Ti Jean whose did not
look that old said he was there with them, had blown out of Brockton after
graduating high school where he had been an outstanding sprinter who could have
had a scholarship if his grades had been better. Had gone to prep school in
Providence to up his marks, had then been given a track scholarship to Brown,
kind of blew that off when Providence seemed too provincial to him, had fled to
New York one fine day where he sailed out for a while in the merchant marines
to do his bit for the war effort. Hanging around New York in between sailings
he met guys who were serious about reading, serious about talking about what
they read, and serious about not being caught in anything but what pleased them
for the moment. Some of this was self-taught, some picked up from the hipsters
and hustlers.
After the war was
over, still off-center about what to do about this writing bug that kept
gnawing at him despite everybody, his minute wife, his love mother, his carping
father telling him to get a profession writing wasn’t where any dough was, any
dough for him he met this guy, a hard knocks guys who was something like a
plebeian philosopher king, Ned Connelly, who was crazy to fix up cars and drive
them, drive them anyway. Which was great since Ti Jean didn’t have a license,
didn’t know step one about how to shift gears and hated driving although he
loved riding shot-gun getting all blasted on the dope in the glove compartment
and the be-bop jazz on the radio. So they tagged along together for a couple of
years, zigged and zagged across the continent, hell, went to Mexico too to get
that primo dope that he/they craved, got drunk as skunks more times than you
could shake a stick, got laid more times than you would think by girls who you
would not suspect were horny but were, worked a few short jobs picking produce
in the California fields, stole when there was no work, pimped a couple of
girls for a while to get a stake and had a hell of time while the “squares”
were doing whatever squares do.
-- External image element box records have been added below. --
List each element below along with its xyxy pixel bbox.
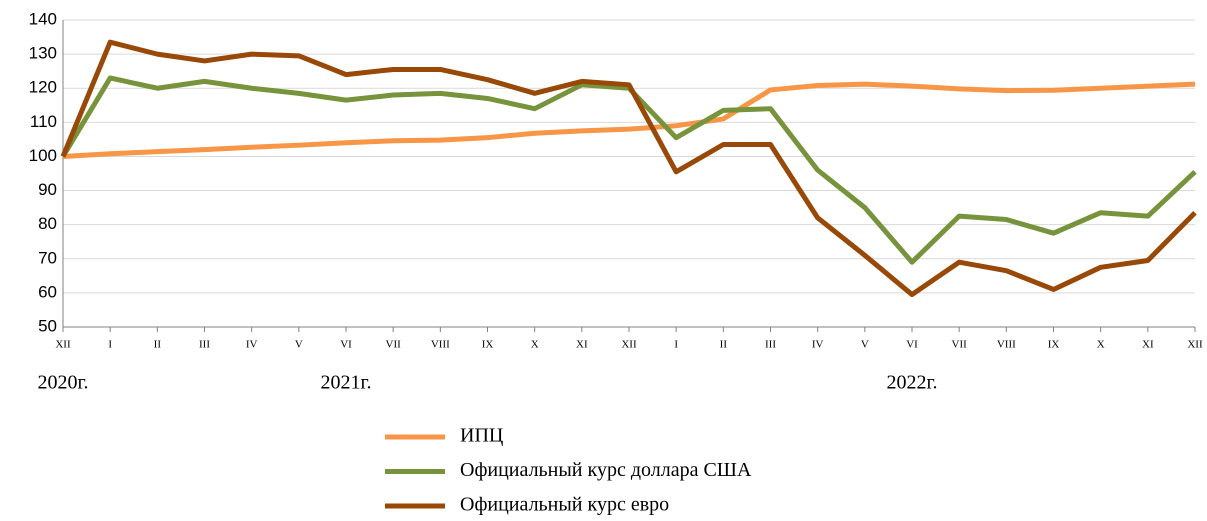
x-tick-label: I	[674, 339, 678, 351]
y-tick-label: 60	[38, 282, 57, 301]
x-tick-label: XII	[1187, 339, 1203, 351]
x-tick-label: II	[154, 339, 162, 351]
y-tick-label: 130	[29, 44, 57, 63]
x-tick-label: IX	[1048, 339, 1060, 351]
y-tick-label: 110	[30, 112, 57, 131]
legend-label: Официальный курс доллара США	[460, 459, 752, 481]
year-label: 2021г.	[321, 372, 372, 394]
x-tick-label: X	[1097, 339, 1105, 351]
x-tick-label: VII	[386, 339, 402, 351]
x-tick-label: XI	[1142, 339, 1154, 351]
y-tick-label: 50	[38, 316, 57, 335]
y-tick-label: 80	[38, 214, 57, 233]
x-tick-label: V	[295, 339, 303, 351]
series-line	[60, 75, 1197, 265]
series-line	[60, 39, 1197, 298]
x-tick-label: IV	[246, 339, 258, 351]
x-tick-label: V	[861, 339, 869, 351]
x-tick-label: XII	[621, 339, 637, 351]
x-tick-label: IX	[482, 339, 494, 351]
series-line	[62, 81, 1196, 159]
year-label: 2022г.	[887, 372, 938, 394]
y-tick-label: 120	[29, 78, 57, 97]
y-tick-label: 140	[29, 9, 57, 28]
x-tick-label: XI	[576, 339, 588, 351]
y-tick-label: 90	[38, 180, 57, 199]
x-tick-label: VI	[340, 339, 352, 351]
x-tick-label: VIII	[431, 339, 450, 351]
x-tick-label: II	[720, 339, 728, 351]
x-tick-label: XII	[55, 339, 71, 351]
legend-label: Официальный курс евро	[460, 494, 669, 516]
y-tick-label: 70	[38, 248, 57, 267]
x-tick-label: VIII	[997, 339, 1016, 351]
x-tick-label: VI	[906, 339, 918, 351]
x-tick-label: IV	[812, 339, 824, 351]
y-tick-label: 100	[29, 146, 57, 165]
x-tick-label: VII	[952, 339, 968, 351]
x-tick-label: III	[199, 339, 210, 351]
legend-label: ИПЦ	[460, 425, 503, 447]
x-tick-label: X	[531, 339, 539, 351]
year-label: 2020г.	[38, 372, 89, 394]
x-tick-label: III	[765, 339, 776, 351]
x-tick-label: I	[108, 339, 112, 351]
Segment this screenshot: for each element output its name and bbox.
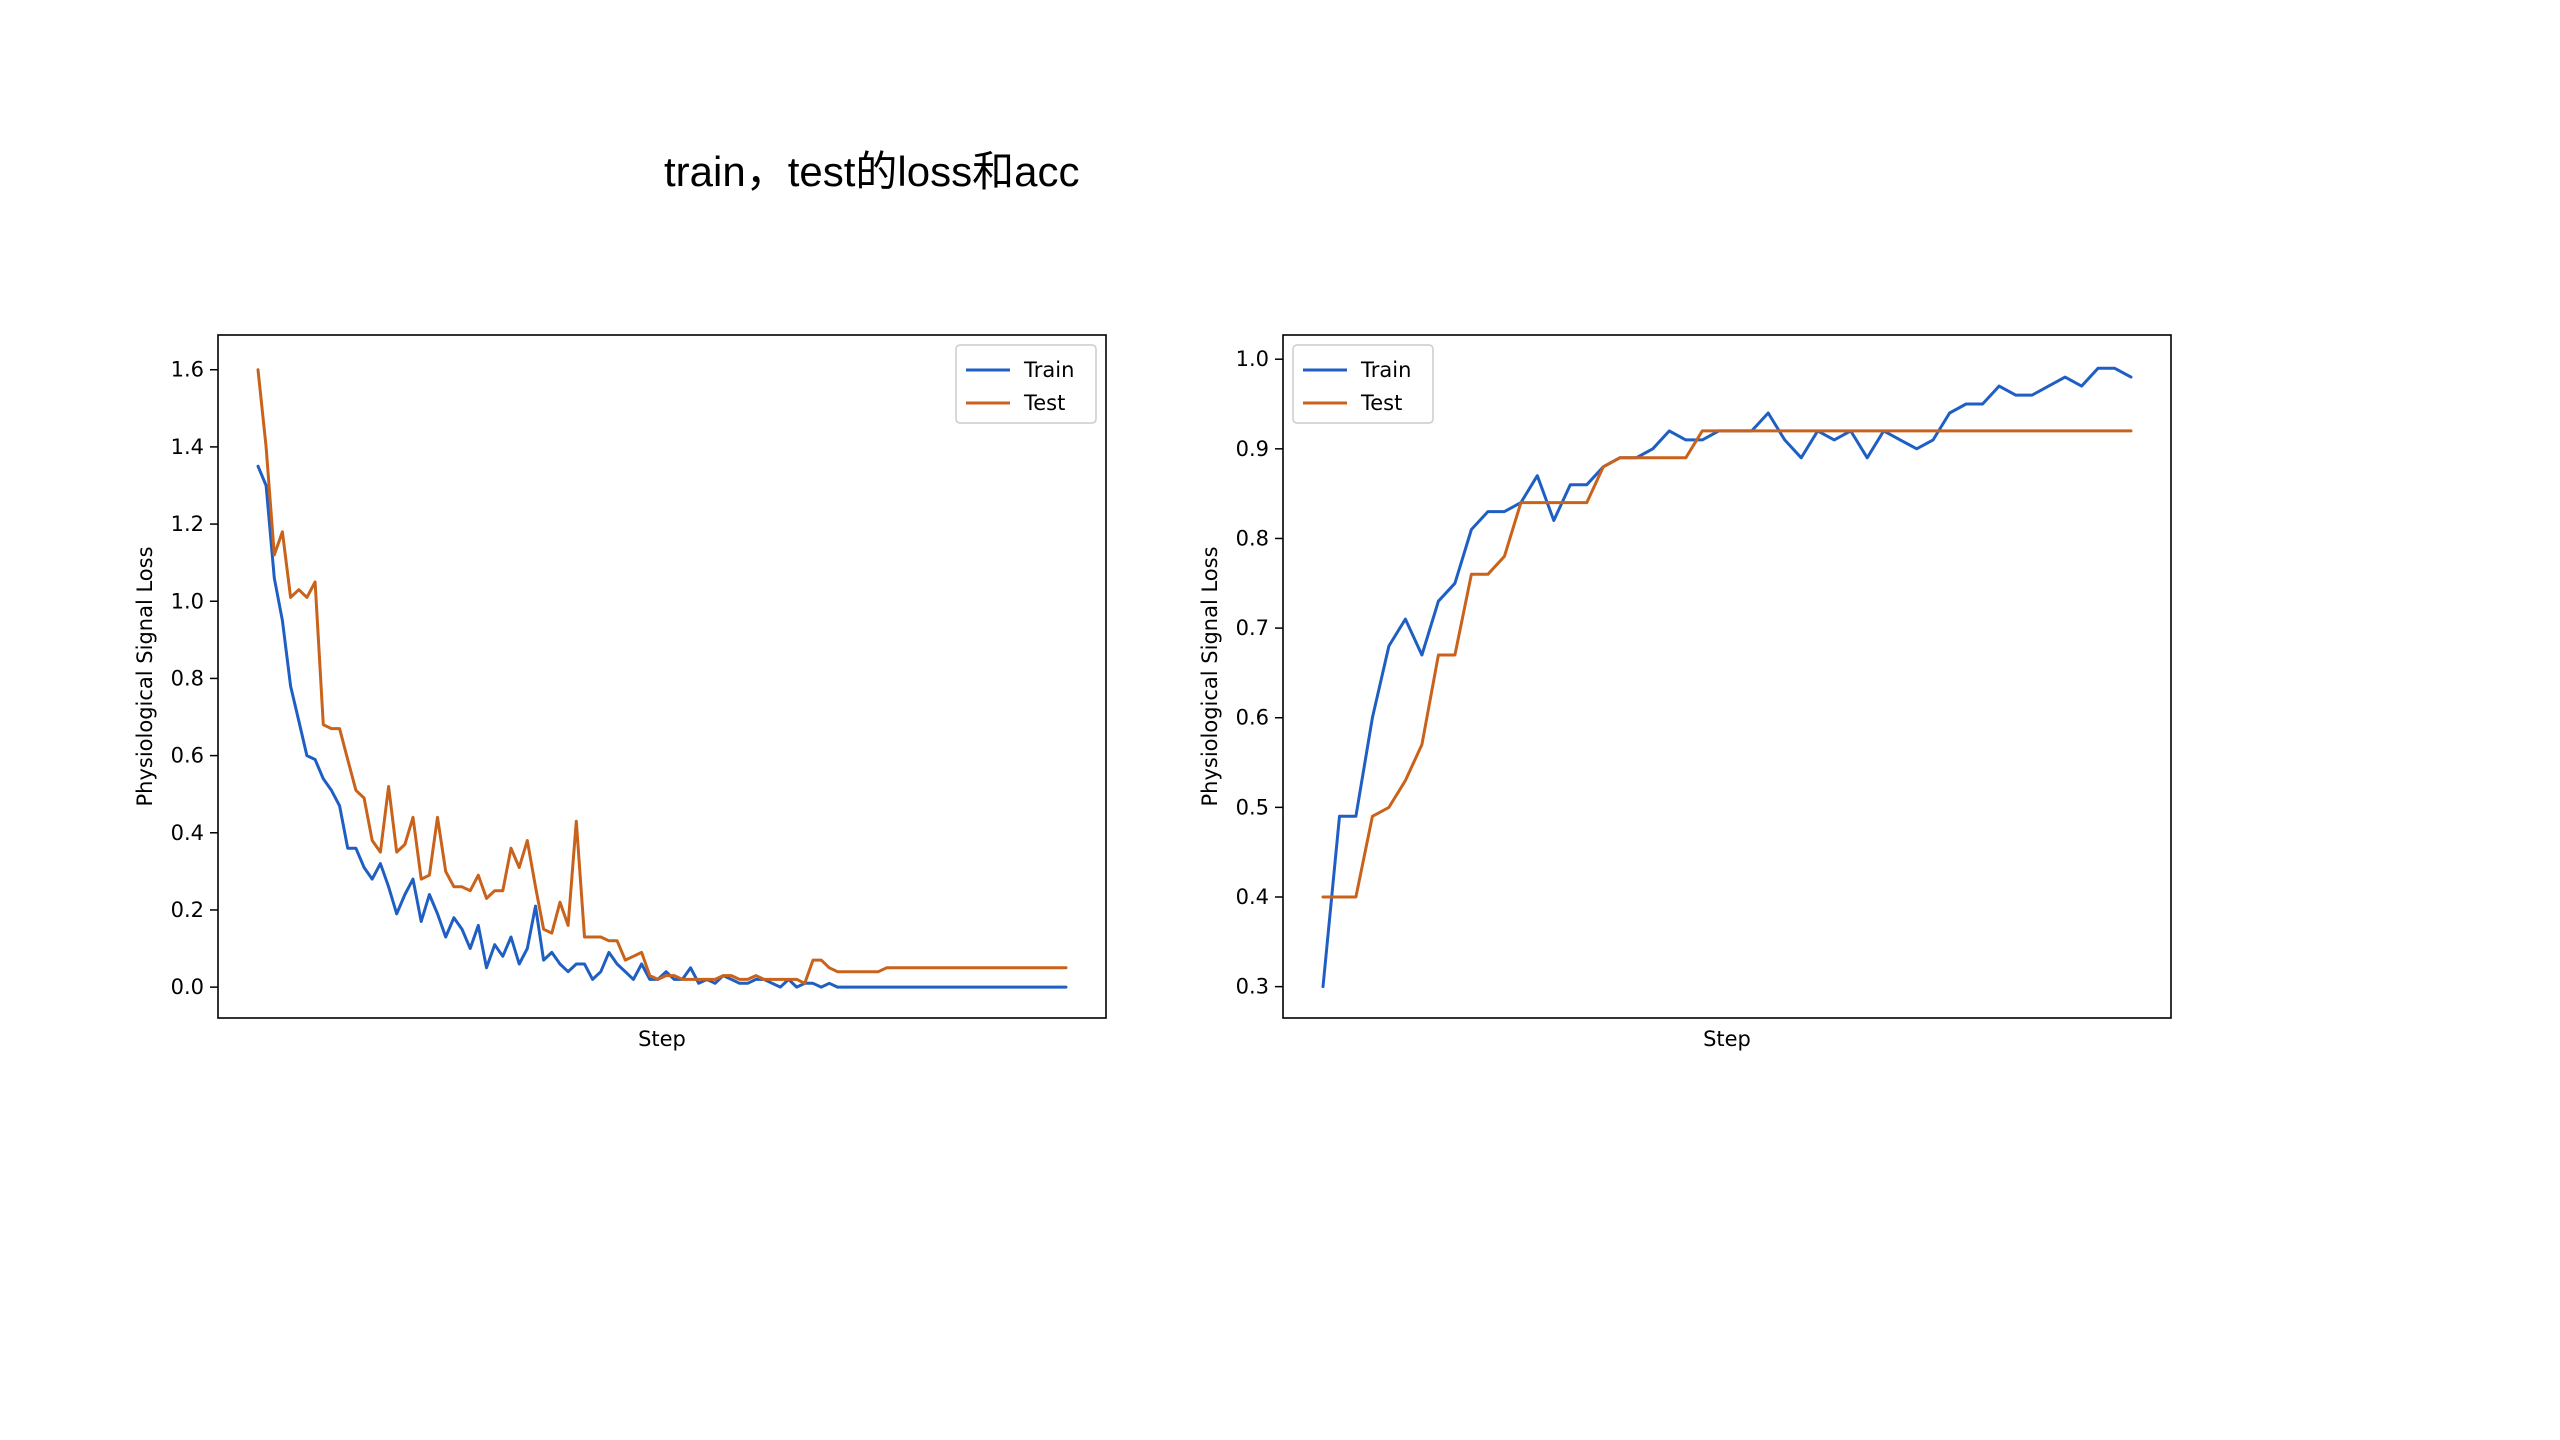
y-tick-label: 0.6 bbox=[171, 744, 204, 768]
y-tick-label: 1.0 bbox=[1236, 347, 1269, 371]
y-tick-label: 0.6 bbox=[1236, 706, 1269, 730]
slide-title: train，test的loss和acc bbox=[664, 148, 1080, 195]
plot-frame bbox=[217, 334, 1107, 1019]
series-line-test bbox=[1321, 429, 2133, 899]
series-line-train bbox=[1321, 366, 2133, 989]
x-axis-label: Step bbox=[638, 1027, 686, 1051]
legend-label-test: Test bbox=[1023, 391, 1065, 415]
accuracy-chart: 0.3 0.4 0.5 0.6 0.7 0.8 0.9 1.0 Step Physiologica… bbox=[1198, 334, 2172, 1051]
y-tick-label: 0.5 bbox=[1236, 795, 1269, 819]
legend-label-train: Train bbox=[1360, 358, 1411, 382]
y-tick-label: 0.2 bbox=[171, 898, 204, 922]
y-tick-label: 1.4 bbox=[171, 435, 204, 459]
y-tick-label: 0.3 bbox=[1236, 975, 1269, 999]
y-tick-label: 0.8 bbox=[1236, 526, 1269, 550]
y-tick-label: 0.4 bbox=[1236, 885, 1269, 909]
y-tick-label: 1.6 bbox=[171, 358, 204, 382]
y-tick-label: 0.8 bbox=[171, 666, 204, 690]
series-line-test bbox=[256, 368, 1068, 985]
legend-label-train: Train bbox=[1023, 358, 1074, 382]
y-tick-label: 0.9 bbox=[1236, 437, 1269, 461]
y-tick-label: 1.0 bbox=[171, 589, 204, 613]
loss-chart: 0.0 0.2 0.4 0.6 0.8 1.0 1.2 1.4 1.6 Step Physiolog… bbox=[133, 334, 1107, 1051]
legend: Train Test bbox=[1292, 344, 1434, 424]
series-line-train bbox=[256, 464, 1068, 989]
y-tick-label: 0.7 bbox=[1236, 616, 1269, 640]
y-tick-label: 0.0 bbox=[171, 975, 204, 999]
legend: Train Test bbox=[955, 344, 1097, 424]
y-tick-label: 0.4 bbox=[171, 821, 204, 845]
legend-label-test: Test bbox=[1360, 391, 1402, 415]
x-axis-label: Step bbox=[1703, 1027, 1751, 1051]
y-tick-label: 1.2 bbox=[171, 512, 204, 536]
y-axis-label: Physiological Signal Loss bbox=[133, 546, 157, 806]
y-axis-label: Physiological Signal Loss bbox=[1198, 546, 1222, 806]
plot-frame bbox=[1282, 334, 2172, 1019]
And then he wrote some book about it, a book
that was never published because there were too many squares who could not
relate to what he and Ned were about. He was hoping that the kids he saw on the
road, kids like Bart would keep the thing moving along as he left Bart at the
entrance to the Golden Gate Bridge on their last ride together.
Then
Bart woke up, woke up to the fact that he stayed on the road too short a time
now looking back on it. That guy Ti Jean had it right though, live fast, drink
hard and let the rest of it take care of itself. Thanks Markin.